MBS ‘Putback’ Investors Target Big Issuers
A growing number of hedge funds are scouring the files of securitized home loans, in hopes of reaping rich profits by forcing mortgage-bond issuers to buy back faulty credits.
Monarch Alternative Capital was among the first to begin carrying out the “putback” strategy last year. Now, Amherst Advisory & Management, Fir Tree Partners, Glenview Capital and Varde Partners are among other fund managers working either on their own or in teams to follow the same course.
The investment play is fueled by claims on the part of the firms, as holders of mortgage bonds, that the securities’ underlying loans failed to meet the standards advertised in the “representations and warranties” portion of the deal documents. If the collateral didn’t meet the criteria specified in the reps and warrants, bondholders can put back, or re-sell, the flawed mortgages to the issuers — typically deep-pocketed banks.
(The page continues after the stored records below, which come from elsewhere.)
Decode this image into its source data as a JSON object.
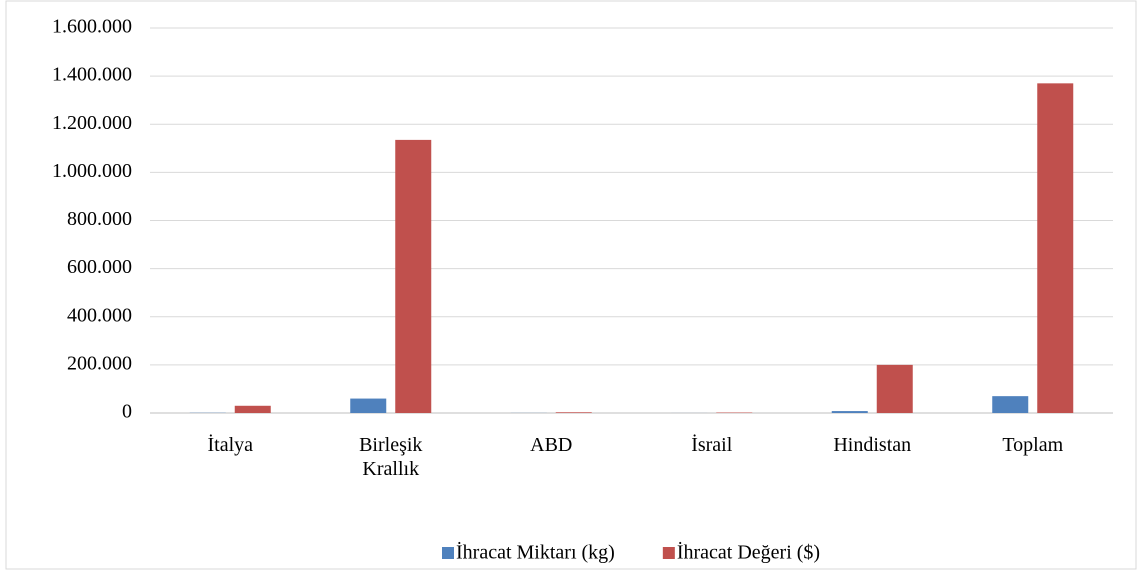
{
  "chart_data": {
    "type": "bar",
    "categories": [
      "İtalya",
      "Birleşik Krallık",
      "ABD",
      "İsrail",
      "Hindistan",
      "Toplam"
    ],
    "series": [
      {
        "name": "İhracat Miktarı (kg)",
        "color": "#4f81bd",
        "values": [
          1000,
          60000,
          500,
          200,
          8000,
          70000
        ]
      },
      {
        "name": "İhracat Değeri ($)",
        "color": "#c0504d",
        "values": [
          30000,
          1135000,
          3000,
          2000,
          200000,
          1370000
        ]
      }
    ],
    "ylim": [
      0,
      1600000
    ],
    "yticks": [
      0,
      {
        "value": 200000,
        "label": "200.000"
      },
      {
        "value": 400000,
        "label": "400.000"
      },
      {
        "value": 600000,
        "label": "600.000"
      },
      {
        "value": 800000,
        "label": "800.000"
      },
      {
        "value": 1000000,
        "label": "1.000.000"
      },
      {
        "value": 1200000,
        "label": "1.200.000"
      },
      {
        "value": 1400000,
        "label": "1.400.000"
      },
      {
        "value": 1600000,
        "label": "1.600.000"
      }
    ],
    "grid": true,
    "legend": "bottom"
  }
}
Last year, Monarch convinced an unnamed issuer to buy back loans from four of its mortgage-bond issues. In December alone, the issuer bought 30 loans for $8.5 million. Only part of those proceeds went to Monarch, with the rest going to other bondholders who benefitted from the firm’s work. In a letter to investors, the New York fund operator said it was pursuing other paths to enforce issuers’ reps and warrants.
Fir Tree also sees great potential in pursuing putbacks. In a letter to investors this month, it wrote, “The RMBS space is increasingly becoming a credit activist arena where certain bondholders can increase the value of their holdings through exhaustive work with other bondholders, trustees and mortgage originators.” The fund manager added: “We are confident that a positive return on these efforts will materialize over the next couple years.”
Last year, the New York firm returned 25%, largely by selling bonds whose values had risen. But it now sees higher returns flowing from efforts to build a team capable of picking apart securitized mortgage pools in search of fraud or other covenant violations before negotiating payouts.
However, the putback strategy is far from easy money. For starters, it requires considerable manpower to pore over detailed loan files in search of flaws. For instance, a due-diligence staffer would raise a flag when coming across multiple loans that name the same borrower with each underlying property listed as a primary residence. Fund managers use the threat of litigation to convince trustees to provide them with loan-by-loan data that often isn’t made available to investors.
Another complicating factor is the requirement that claims can only be made, and putback options exercised, by investors controlling at least 25% of a deal’s voting rights. Investors, therefore, must amass enough bonds to go it alone, or they must team up with other holders. Indeed, fund managers began banding together early last year for putback purposes.
There also are statutes of limitations in New York and other states that narrow the window during which the strategy can be pursued.
And when issuers agree to buy back loans, the money is paid directly to the trustee and flows through a securitization’s entire tranche-by-tranche waterfall, to the benefit of other investors. One mortgage-bond trader cited the “free rider” aspect as a disincentive to the strategy. But some hedge fund managers are instead able to negotiate private settlements with publicity-shy banks, walking away with profits and leaving the faulty loans in the bond issues’ collateral pools.
While subprime-mortgage securities typically trade for 30-35 cents on the dollar, issuers are sometimes willing to pay as much as 60 cents on the dollar for underlying loans that are subject to claims under reps and warrants.
While Amherst pursues the putback strategy as a fund manager, it also is offering its servicers as an advisor to institutional investors wishing to get in on the action. “[Amherst] generally expects to take an activist approach . . . in particular as [Amherst] deems necessary with respect to seeking to enforce the rights of security holders under the RMBS governing documents,” the firm said in an August 2011 SEC filing. “This may include filing legal actions in connection with RMBS governing documents, actively negotiating agreements where appropriate and otherwise bringing pressure to bear.”
Some of the funds searching for putback plays are longtime mortgage-bond traders seeking compensation from issuers whose securitized loans were of a poorer quality than advertised. Others are simply distressed-asset investors sensing opportunity.
Many larger fund operators, including Fortress Investment, considered the strategy but decided it was too cumbersome given relatively small balances among the home loans.
Pimco, BlackRock and the Federal Reserve Bank of New York initially pursued a putback strategy against Bank of America for bonds issued by its Countrywide unit. However, the group eventually opted for another legal strategy that led to a proposed $8.5 billion settlement with BofA and its trustee, BNY Mellon. The settlement is now pending in the Second Circuit U.S. Court of Appeals.
Fannie Mae and Freddie Mac also have been aggressively pushing billions of dollars of mortgages back to issuers.
If putback investors succeed on a widespread basis, the results could be catastrophic to the largest bank issuers, whose potential liability is enormous.